Specific line of thought to illustrate my general point:
Consider an LLM that helps manage email correspondence. It writes emails! It summarizes emails! Less reading! Less typing! More messages faster! Productivity boost!! Except:
- You have to babysit the LLM, guide it and check it to make sure it’s accurately preserving human intent (which is, after all, the whole point of communication…right??). That’s new work, and likely cancels out the slim time savings of reduced reading and typing.
- But it's an LLM, so it’s still often wildly, convincingly incorrect. Miscommunication increases. Miscommunication has costs. Miscommunication generates new work. Which now gets done faster! And generates yet more work!
- IT staff has to administer the LLM, support the LLM, evaluate vendors, yada yada.
- People have to maintain the LLM itself, and the infra that supports it. Those costs are •large•.
And if by some magic all of this actually spins up and gets working, then (1) the barrier to communication decreases (why not just send another email if it’s automated?), (2) individual communication load increases (because you can answer emails at a faster rate), and (3) the net efficiency of communication decreases (because of everything in the previous two posts).
I severely doubt many real orgs measures actual desired large-scale outcomes well enough to spot that net efficiency decrease. All this is going to look like increased productivity. Will •be• increased productivity in the ways that most folks actually measure it.
But here, with the bird’s-eye view of a hypothetical, it’s clear: the total amount of work happening to achieve the same ends has •increased•.
@inthehands In the same way that orgs "save" money by firing people, but effectively lose money by distributing work and causing inefficiencies elsewhere (the hidden cost, as it were).

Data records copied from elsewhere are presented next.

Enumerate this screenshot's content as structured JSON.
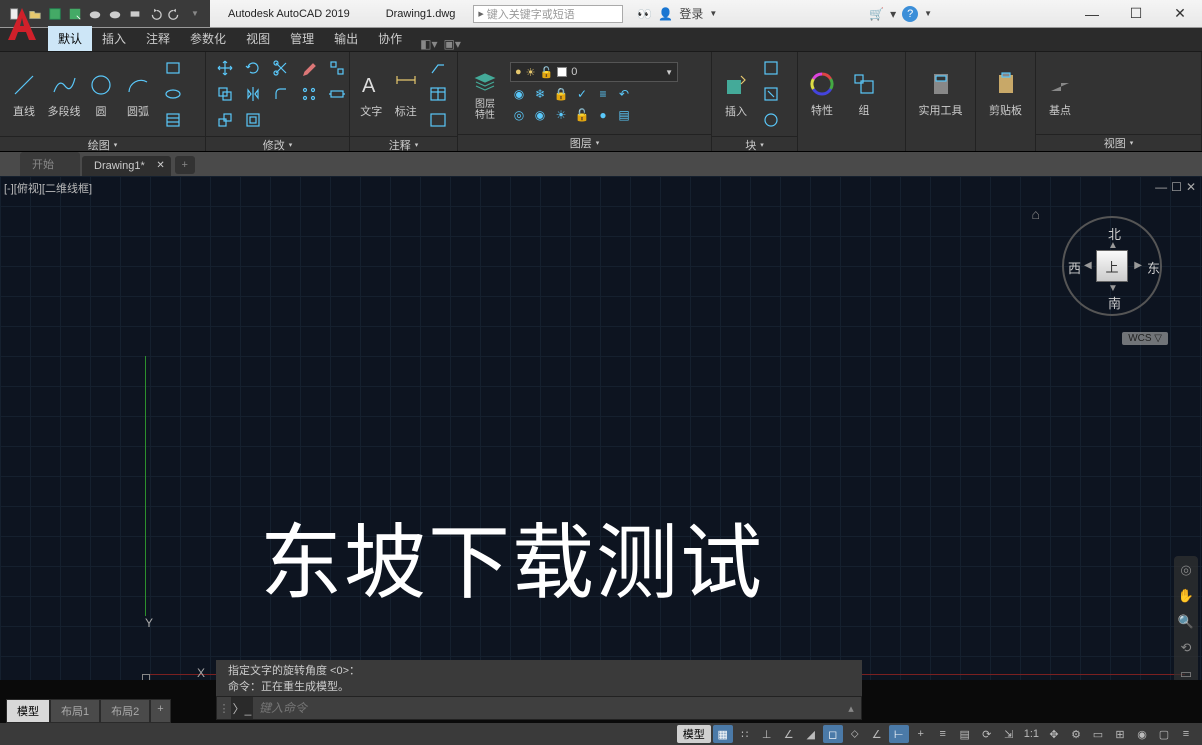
{
  "title": {
    "app": "Autodesk AutoCAD 2019",
    "file": "Drawing1.dwg"
  },
  "search": {
    "placeholder": "键入关键字或短语"
  },
  "login": {
    "label": "登录"
  },
  "ribbonTabs": [
    "默认",
    "插入",
    "注释",
    "参数化",
    "视图",
    "管理",
    "输出",
    "协作"
  ],
  "panels": {
    "draw": {
      "title": "绘图",
      "line": "直线",
      "pline": "多段线",
      "circle": "圆",
      "arc": "圆弧"
    },
    "modify": {
      "title": "修改"
    },
    "annotate": {
      "title": "注释",
      "text": "文字",
      "dim": "标注"
    },
    "layers": {
      "title": "图层",
      "props": "图层\n特性",
      "current": "0"
    },
    "blocks": {
      "title": "块",
      "insert": "插入"
    },
    "props": {
      "title": "特性",
      "group": "组"
    },
    "utils": {
      "title": "实用工具"
    },
    "clip": {
      "title": "剪贴板"
    },
    "view": {
      "title": "视图",
      "base": "基点"
    }
  },
  "fileTabs": {
    "start": "开始",
    "drawing": "Drawing1*"
  },
  "viewport": {
    "label": "[-][俯视][二维线框]"
  },
  "ucs": {
    "x": "X",
    "y": "Y"
  },
  "canvasText": "东坡下载测试",
  "viewcube": {
    "face": "上",
    "n": "北",
    "s": "南",
    "e": "东",
    "w": "西",
    "wcs": "WCS ▽"
  },
  "cmd": {
    "hist1": "指定文字的旋转角度 <0>：",
    "hist2": "命令：正在重生成模型。",
    "placeholder": "键入命令"
  },
  "bottomTabs": {
    "model": "模型",
    "layout1": "布局1",
    "layout2": "布局2"
  },
  "status": {
    "model": "模型",
    "scale": "1:1"
  }
}
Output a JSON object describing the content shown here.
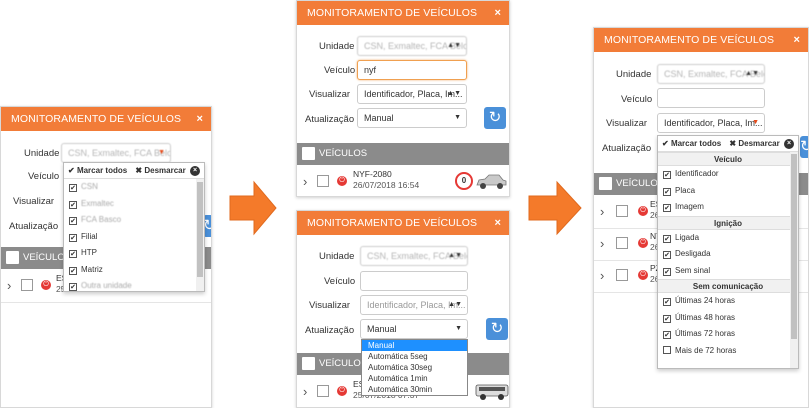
{
  "title": "MONITORAMENTO DE VEÍCULOS",
  "close": "×",
  "labels": {
    "unidade": "Unidade",
    "veiculo": "Veículo",
    "visualizar": "Visualizar",
    "atualizacao": "Atualização",
    "veiculos": "VEÍCULOS"
  },
  "fields": {
    "unidade_value": "CSN, Exmaltec, FCA Belo...",
    "visualizar_value": "Identificador, Placa, Im...",
    "atualizacao_value": "Manual",
    "veiculo_search": "nyf"
  },
  "dropdown": {
    "select_all": "Marcar todos",
    "deselect": "Desmarcar"
  },
  "unidade_options": [
    {
      "label": "CSN",
      "checked": true,
      "blur": true
    },
    {
      "label": "Exmaltec",
      "checked": true,
      "blur": true
    },
    {
      "label": "FCA Basco",
      "checked": true,
      "blur": true
    },
    {
      "label": "Filial",
      "checked": true,
      "blur": false
    },
    {
      "label": "HTP",
      "checked": true,
      "blur": false
    },
    {
      "label": "Matriz",
      "checked": true,
      "blur": false
    },
    {
      "label": "Outra unidade",
      "checked": true,
      "blur": true
    }
  ],
  "visualizar_groups": [
    {
      "title": "Veículo",
      "items": [
        {
          "label": "Identificador",
          "checked": true
        },
        {
          "label": "Placa",
          "checked": true
        },
        {
          "label": "Imagem",
          "checked": true
        }
      ]
    },
    {
      "title": "Ignição",
      "items": [
        {
          "label": "Ligada",
          "checked": true
        },
        {
          "label": "Desligada",
          "checked": true
        },
        {
          "label": "Sem sinal",
          "checked": true
        }
      ]
    },
    {
      "title": "Sem comunicação",
      "items": [
        {
          "label": "Últimas 24 horas",
          "checked": true
        },
        {
          "label": "Últimas 48 horas",
          "checked": true
        },
        {
          "label": "Últimas 72 horas",
          "checked": true
        },
        {
          "label": "Mais de 72 horas",
          "checked": false
        }
      ]
    }
  ],
  "atualizacao_options": [
    {
      "label": "Manual",
      "highlight": true
    },
    {
      "label": "Automática 5seg",
      "highlight": false
    },
    {
      "label": "Automática 30seg",
      "highlight": false
    },
    {
      "label": "Automática 1min",
      "highlight": false
    },
    {
      "label": "Automática 30min",
      "highlight": false
    }
  ],
  "vehicles": {
    "p1": {
      "id": "ES",
      "date": "25/07/2018 07:37"
    },
    "p2": {
      "id": "NYF-2080",
      "date": "26/07/2018 16:54",
      "speed": "0"
    },
    "p3": {
      "id": "ES",
      "date": "25/07/2018 07:37"
    },
    "p4": [
      {
        "id": "ES",
        "date": "26"
      },
      {
        "id": "NY",
        "date": "26"
      },
      {
        "id": "PZ",
        "date": "26"
      }
    ]
  },
  "colors": {
    "header": "#f27c38",
    "bar": "#8b8b8b",
    "accent": "#1e90ff",
    "arrow": "#f47a2a"
  }
}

@dogzilla Existing systems •are• what I’m comparing against. I am assuming here, based on (1) emperical observation and (2) the underlying principles of these systems, that LLM email assistants will generally lower communication accuracy on both the transmitting and receiving side versus unmediated human-human interaction. “Worse communication but faster” is what this tech can offer.
@inthehands Fair points, but you seem to be comparing an LLM-based system against one with perfect efficiency, instead of the existing human-based system (which I’m certain has its own set of failings).
While it’s useful to know how an LLM system deviates from the ideal, I’d be far more interested in how it compares against the existing system. Personally, I don’t need a system to be perfect - I just need it to be better
As both a software developer and a teacher, I’m increasingly interested in figuring out which costly things are avoidable, or can be simplified, or •just don’t matter•…and then doing less of them.
Less about tools that boost productivity, more about tools that reduce total workload.
@datarama Process tools and social tools •are• tools in my book. And yes, that’s where much of the action I’m talking about is at. You’re picking up what I’m putting down.
@inthehands David Graeber's book BS Jobs explains why we will have more "productivity" that produces nothing. It's all about the churn that achieves nothing, justifying more churn.
@brinnbelyea Well, I’m not an academic, so… ¯\_(ツ)_/¯
His thesis that a lot of modern work is bullshit seems compelling. The details of his analysis don't; they seem facile, more geared to entertainment than explanatory analysis. The first flaw: his need to categorize whole jobs as bullshit (administrative assistants? useless? really?!) rather than identifying BS as being something marbeled through all jobs.
@inthehands That's surprising. If Graeber's thesis holds water anywhere, it would be academia. It's a very hard case to make that businesses carry multitudes of unproductive employees because management conspires to build fiefdoms despite this lowering profits. In academia, though, the explosive growth of admin and the war on faculty would seem to the the one place where Graeber's thesis is indisputable.
@inthehands So much this! At the high school I teach at, if you complain about workload / suffer stress / miss deadlines etc, the general administrative response is to allocate you to an online course on "efficient time management". Thus adding yet another burden on your time. It's the budgeting in poverty problem - my problem is not how I budget my time, it's the fact that I need more time!